Marqo has raised $12.5 million in a Series A funding round to advance the adoption of its search platform that helps businesses build generative artificial intelligence (AI) applications that are more relevant and up to date.
The company’s vector search platform unlocks the value of unstructured data across end-user search, retrieval-augmented generation and other business-critical applications, Marqo said in a Tuesday (Feb. 13) press release.

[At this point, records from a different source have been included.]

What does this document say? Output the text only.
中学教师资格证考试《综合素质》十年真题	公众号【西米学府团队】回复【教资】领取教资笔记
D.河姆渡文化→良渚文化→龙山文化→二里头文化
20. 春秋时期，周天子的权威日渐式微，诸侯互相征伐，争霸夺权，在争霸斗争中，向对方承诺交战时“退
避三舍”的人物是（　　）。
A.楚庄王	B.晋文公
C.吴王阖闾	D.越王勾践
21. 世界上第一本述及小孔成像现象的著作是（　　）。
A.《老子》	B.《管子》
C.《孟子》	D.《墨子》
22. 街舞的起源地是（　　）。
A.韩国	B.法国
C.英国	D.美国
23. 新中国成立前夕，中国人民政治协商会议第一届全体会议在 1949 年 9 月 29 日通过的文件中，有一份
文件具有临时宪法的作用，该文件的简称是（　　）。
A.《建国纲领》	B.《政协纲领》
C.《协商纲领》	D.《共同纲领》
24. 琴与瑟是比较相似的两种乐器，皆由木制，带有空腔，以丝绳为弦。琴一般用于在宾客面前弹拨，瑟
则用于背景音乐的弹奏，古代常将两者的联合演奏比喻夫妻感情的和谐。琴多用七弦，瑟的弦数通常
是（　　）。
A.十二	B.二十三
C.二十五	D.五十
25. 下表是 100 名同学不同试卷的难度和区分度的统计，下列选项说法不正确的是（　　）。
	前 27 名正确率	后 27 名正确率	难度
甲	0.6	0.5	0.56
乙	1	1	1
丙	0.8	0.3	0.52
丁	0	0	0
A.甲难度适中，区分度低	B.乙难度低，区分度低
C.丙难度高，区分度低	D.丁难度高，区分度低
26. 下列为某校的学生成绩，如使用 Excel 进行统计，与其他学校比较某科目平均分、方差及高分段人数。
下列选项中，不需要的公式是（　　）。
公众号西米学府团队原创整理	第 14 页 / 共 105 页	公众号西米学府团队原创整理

“We founded Marqo because we recognized that vector search was going to be instrumental in realizing the full potential of AI in our day-to-day lives, but it is far too complicated for developers and enterprises to deploy,” Tom Hamer, CEO and co-founder of Marqo, said in the release. “We saw a need to invent a platform that not only generated superior vector embeddings but also empowered customers to build advanced search experiences within minutes, not months.”
Marqo’s vector search platform uses machine learning (ML) models to return “hyper-relevant” search results in real time, according to the release. It handles the entire process from embedding generation to storage and retrieval and can be implemented through a single application programming interface (API).
This implementation is less costly and complex than existing approaches to deploying vector search, which require stringing together embeddings models and separate databases, the release said.
The new round of funding was led by Lightspeed and brings Marqo’s total financing to $17.8 million, per the release.
Lightspeed Partner Hemant Mohapatra said in the release that the adoption of products like ChatGPT is driving the world of search from “keyword-based” to “natural language-based.”
“Marqo’s mission is to bring this transformational technology to every company in the world through a simple developer API and an enterprise-grade platform offered on-prem and on cloud,” Mohapatra said. “Their early growth has been phenomenal and we are excited to back this amazing team helping consumers to search the way they think.”
In another recent development in this space, Patronus AI and MongoDB said in January that they have partnered to bring automated large language model (LLM) evaluation and testing capabilities to enterprise customers.
The collaboration will combine the strengths of Patronus AI and MongoDB’s Atlas Vector Search product to enable enterprises to develop reliable document-based LLM workflows.